RustWeek 2026 reveals embedded systems and workflow questions in Rust
RustWeek drew more than 900 people, and the loudest theme was not language design but the messy reality of embedded debugging, remote setups, and editor choice.

RustWeek 2026 in Utrecht had the feel of a community that has stopped asking whether Rust can work and started arguing about how to make it pleasant everywhere. More than 900 Rust developers, educators, and maintainers filled talks, workshops, a hackathon, and the kind of hallway conversations that expose what people actually wrestle with once the slides are over.
JetBrains showed up as a Gold sponsor for the third year in a row, but the RustRover booth read less like a product pitch than a field test. The team ran Rust quizzes, handed out stickers and demos, and used the booth to ask attendees what matters most in day-to-day Rust work. That framing matters because the answers were not just about syntax, speed, or a nicer autocomplete. They were about the friction that shows up when a project grows past a toy repository.

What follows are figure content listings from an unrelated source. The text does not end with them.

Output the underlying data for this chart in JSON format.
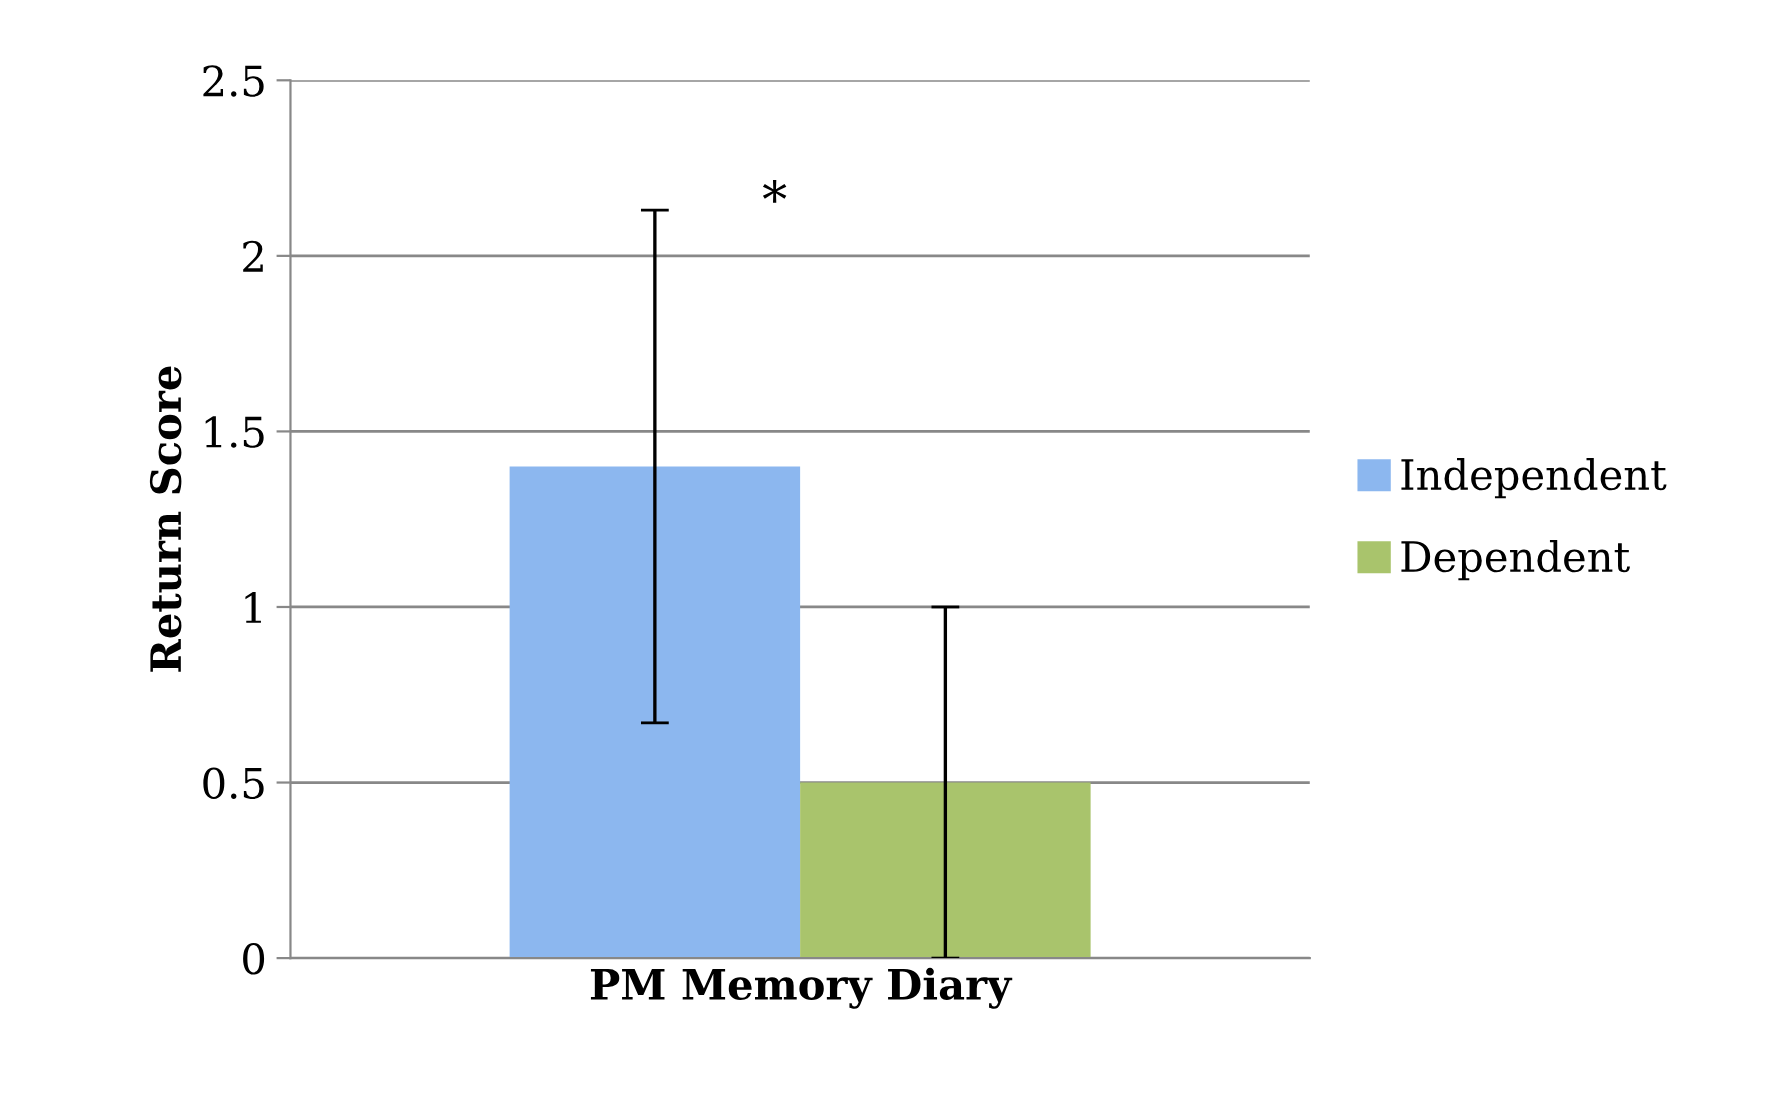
{
  "chart_data": {
    "type": "bar",
    "ylabel": "Return Score",
    "categories": [
      "PM Memory Diary"
    ],
    "series": [
      {
        "name": "Independent",
        "color": "#8cb7ef",
        "values": [
          1.4
        ],
        "errors": [
          0.73
        ]
      },
      {
        "name": "Dependent",
        "color": "#a9c46c",
        "values": [
          0.5
        ],
        "errors": [
          0.5
        ]
      }
    ],
    "ylim": [
      0,
      2.5
    ],
    "yticks": [
      0,
      0.5,
      1,
      1.5,
      2,
      2.5
    ],
    "grid": "y",
    "legend": "right",
    "annotations": [
      "*"
    ]
  }
}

RustRover’s newer features were part of that pitch. JetBrains highlighted ACP support, Cargo nextest integration, and call hierarchy features, all of which point at a tool that wants to sit comfortably inside larger Rust codebases instead of just handling basic editing. That is the real signal here for working developers: the IDE conversation is shifting from “can it edit Rust?” to “can it keep up when the project spans test runners, navigation, and cross-package analysis?”

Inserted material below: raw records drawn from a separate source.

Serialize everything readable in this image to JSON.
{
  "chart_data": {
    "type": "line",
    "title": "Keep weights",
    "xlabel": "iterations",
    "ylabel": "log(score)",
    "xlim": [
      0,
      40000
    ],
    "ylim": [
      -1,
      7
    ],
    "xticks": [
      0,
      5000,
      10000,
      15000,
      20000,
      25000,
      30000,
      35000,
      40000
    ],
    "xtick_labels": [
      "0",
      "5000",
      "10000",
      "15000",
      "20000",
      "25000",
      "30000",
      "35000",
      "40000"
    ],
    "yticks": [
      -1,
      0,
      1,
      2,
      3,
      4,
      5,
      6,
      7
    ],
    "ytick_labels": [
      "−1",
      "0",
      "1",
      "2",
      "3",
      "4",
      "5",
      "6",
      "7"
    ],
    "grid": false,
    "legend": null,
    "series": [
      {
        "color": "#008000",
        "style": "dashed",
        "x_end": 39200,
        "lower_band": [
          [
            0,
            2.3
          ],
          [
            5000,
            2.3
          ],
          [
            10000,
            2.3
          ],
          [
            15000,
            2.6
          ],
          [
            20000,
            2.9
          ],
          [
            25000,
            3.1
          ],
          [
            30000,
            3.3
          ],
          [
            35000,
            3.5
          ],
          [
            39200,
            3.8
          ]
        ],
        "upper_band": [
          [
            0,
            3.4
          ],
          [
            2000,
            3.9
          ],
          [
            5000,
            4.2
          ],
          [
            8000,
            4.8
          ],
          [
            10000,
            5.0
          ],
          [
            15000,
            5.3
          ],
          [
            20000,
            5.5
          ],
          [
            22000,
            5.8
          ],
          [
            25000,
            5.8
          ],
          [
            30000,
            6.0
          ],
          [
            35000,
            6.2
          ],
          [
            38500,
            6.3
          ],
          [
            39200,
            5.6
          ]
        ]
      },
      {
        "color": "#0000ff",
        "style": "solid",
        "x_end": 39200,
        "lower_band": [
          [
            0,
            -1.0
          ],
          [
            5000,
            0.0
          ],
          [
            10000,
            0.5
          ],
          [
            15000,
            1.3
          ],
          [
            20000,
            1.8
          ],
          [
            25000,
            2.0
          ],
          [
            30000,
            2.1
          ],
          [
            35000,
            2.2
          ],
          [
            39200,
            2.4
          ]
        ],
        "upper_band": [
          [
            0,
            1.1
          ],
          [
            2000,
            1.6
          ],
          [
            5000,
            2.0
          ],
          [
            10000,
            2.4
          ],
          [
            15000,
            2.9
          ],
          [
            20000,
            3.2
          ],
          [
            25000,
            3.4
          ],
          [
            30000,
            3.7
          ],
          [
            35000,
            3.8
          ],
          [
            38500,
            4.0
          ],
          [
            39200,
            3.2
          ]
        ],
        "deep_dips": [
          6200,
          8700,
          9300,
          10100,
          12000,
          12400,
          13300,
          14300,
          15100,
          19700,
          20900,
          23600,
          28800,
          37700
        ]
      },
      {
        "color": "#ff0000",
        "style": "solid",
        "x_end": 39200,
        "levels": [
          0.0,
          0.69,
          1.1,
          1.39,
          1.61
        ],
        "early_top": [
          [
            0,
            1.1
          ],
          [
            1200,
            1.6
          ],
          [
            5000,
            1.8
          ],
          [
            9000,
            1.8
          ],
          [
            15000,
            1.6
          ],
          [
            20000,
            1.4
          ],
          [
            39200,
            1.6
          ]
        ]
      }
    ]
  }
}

The surprise, at least for JetBrains, was how often embedded systems came up. Conversations around probe-rs, remote workflows, and debugging setups surfaced far more than expected. That is a useful clue for anyone building Rust outside the laptop-and-server comfort zone. Rust is increasingly running into hardware, target devices, and remote machines, and the tooling still has to keep pace with that reality.

Attendees also asked how RustRover fits alongside VS Code, Vim, and Zed. That is the other important shift. Editor choice in Rust is no longer just a matter of taste, it is turning into a workflow question about where debugging lives, how tests run, and how much of the stack one tool can reasonably own. The conference, with its no-ticket, no-issue, no-release-notes conversations, made that obvious.
The practical takeaway from Utrecht is simple: Rust’s next phase is not about proving the language works. It is about making the full path from embedded board to remote box to editor feel like one toolchain, not three compromises.